The Liberal Party was unprepared, presenting a candidate completely unknown to most of us.
She was a very much better choice than the “Liberal staffer from Sydney”, whoever that was. That a staffer from the city could even nominate perhaps reveals the incestuous rot at the core of today’s Liberal Party.
Where were the high-profile candidates from the local area?
Isn’t being member for Wagga Wagga seen as a high prize any more? Why didn’t well-known business managers with proven track records line up for the honour?
Council amalgamations cost the Coalition the seat of Orange, but were any lessons learnt? Our Liberal candidate is an elected member of Snowy Valleys Council, the shotgun marriage of Tumut and Tumbarumba.
Tumbarumba voters are in the Albury electorate, so didn’t have a voice in this poll, other than to volunteer to campaign against the Liberals!
There are enough disgruntled Liberal and National voters at the Tumut end of this mismatch to have cost vital votes there.
The Wagga Wagga electorate includes Lockhart, a council that will disappear with the next round of Liberal amalgamations.
And the Liberals chose a candidate that was part of an amalgamated council?
The strong showing for McGirr and the Shooters in this Coalition stronghold surely sends a message as loud as Orange. Then there is the question of inappropriate priorities. City media reports didn’t note public derision of big money for things such as bike tracks that serve few, versus WWCC desperately needing funds for roads that serve everybody.
Gladys Berejiklian should have counted the number of bike riders while she was here, and compared that count to the number of potholes!
Nationals leader John Barilaro perhaps cost the most votes. Berejiklian bluffed that Wagga was a “Liberal seat”. The weak Barilaro declared there would be no Nationals candidate.
Wagga residents hide behind security bars while drug dealers roam free. Houses are burgled, cars burned. Where is government action where it matters most?
Nationals leader John Barilaro perhaps cost the most votes. Berejiklian bluffed that Wagga was a “Liberal seat”. The weak Barilaro declared there would be no Nationals candidate.
Most Wagga voters don’t care whether the local member is Liberal or National, just so long as Labor doesn’t win. This time, the Labor vote dropped from 28 to 23 per cent of first preferences. So if we’re going to blame anyone for losing the seat for the Coalition, blame Nationals leader John Barilaro!
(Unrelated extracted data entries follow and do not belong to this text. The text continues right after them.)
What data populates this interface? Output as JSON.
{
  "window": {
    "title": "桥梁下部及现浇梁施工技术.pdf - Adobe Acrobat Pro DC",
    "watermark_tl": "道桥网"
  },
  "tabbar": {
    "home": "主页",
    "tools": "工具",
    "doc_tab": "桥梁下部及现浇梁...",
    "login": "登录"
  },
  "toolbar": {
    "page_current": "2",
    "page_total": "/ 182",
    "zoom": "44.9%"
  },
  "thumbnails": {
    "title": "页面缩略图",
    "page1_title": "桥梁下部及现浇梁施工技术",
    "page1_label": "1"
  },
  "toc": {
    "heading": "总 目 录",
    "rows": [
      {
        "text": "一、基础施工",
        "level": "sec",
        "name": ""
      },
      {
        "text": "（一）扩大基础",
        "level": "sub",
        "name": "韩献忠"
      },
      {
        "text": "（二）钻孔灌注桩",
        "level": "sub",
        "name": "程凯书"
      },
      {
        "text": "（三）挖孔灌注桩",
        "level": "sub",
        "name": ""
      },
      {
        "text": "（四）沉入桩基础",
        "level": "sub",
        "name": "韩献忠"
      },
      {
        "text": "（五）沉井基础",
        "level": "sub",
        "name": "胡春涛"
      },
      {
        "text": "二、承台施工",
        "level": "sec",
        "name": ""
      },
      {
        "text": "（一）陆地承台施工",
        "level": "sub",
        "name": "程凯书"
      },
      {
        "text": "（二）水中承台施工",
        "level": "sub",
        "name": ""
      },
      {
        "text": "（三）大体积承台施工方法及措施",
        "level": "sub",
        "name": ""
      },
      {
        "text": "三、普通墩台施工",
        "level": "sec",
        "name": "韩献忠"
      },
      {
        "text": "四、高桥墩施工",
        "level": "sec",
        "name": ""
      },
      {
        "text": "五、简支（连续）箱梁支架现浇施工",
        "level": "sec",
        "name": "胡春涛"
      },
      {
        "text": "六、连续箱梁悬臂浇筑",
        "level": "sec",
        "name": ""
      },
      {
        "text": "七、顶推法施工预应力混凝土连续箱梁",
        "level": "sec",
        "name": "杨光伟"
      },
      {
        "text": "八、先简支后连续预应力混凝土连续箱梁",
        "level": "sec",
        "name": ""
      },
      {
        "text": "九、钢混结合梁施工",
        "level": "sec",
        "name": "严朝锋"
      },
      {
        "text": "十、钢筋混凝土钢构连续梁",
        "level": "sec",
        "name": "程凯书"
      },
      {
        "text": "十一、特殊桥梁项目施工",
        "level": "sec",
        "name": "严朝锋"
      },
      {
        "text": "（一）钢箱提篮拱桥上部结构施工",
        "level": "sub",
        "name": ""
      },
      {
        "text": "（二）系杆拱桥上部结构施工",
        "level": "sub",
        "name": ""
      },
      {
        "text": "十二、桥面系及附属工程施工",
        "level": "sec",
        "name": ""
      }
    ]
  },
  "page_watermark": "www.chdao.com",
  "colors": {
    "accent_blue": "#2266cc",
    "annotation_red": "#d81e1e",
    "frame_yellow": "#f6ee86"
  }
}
Wagga became a Liberal seat courtesy of charismatic 28-year-old Wal Fife wresting the seat from Labor after Eddie Graham’s death. The Liberals chose successful Wagga businessman and sportsman Joe Schipp to retain the seat for the Liberals when Wal Fife became our federal member. But this seat is now National at the federal level.
The whispering campaign that Joe McGirr is a closet National would have increased his appeal, particularly when several high-profile Nationals quite openly backed McGirr.
With voters disenchanted with the Liberal Party over Daryl Maguire and federal issues, Coalition voters had nowhere to direct their protest other than to independents.
These votes would solidly have supported a high-profile National candidate, and the government would have retained the seat.
If closet National rumours are true, I perhaps owe Dr McGirr an apology. I had always suspected that he was from a Labor dynasty. Former Labor Premier Jim McGirr was local member for Liverpool when I was a kid. But then again, I thought my father was a Labor supporter in those days. I grew up admiring Liberals like Bob Menzies, and the Country Party’s John McEwen.
Congratulations to Dr McGirr. Perhaps Joe is the wake-up call the Coalition needs.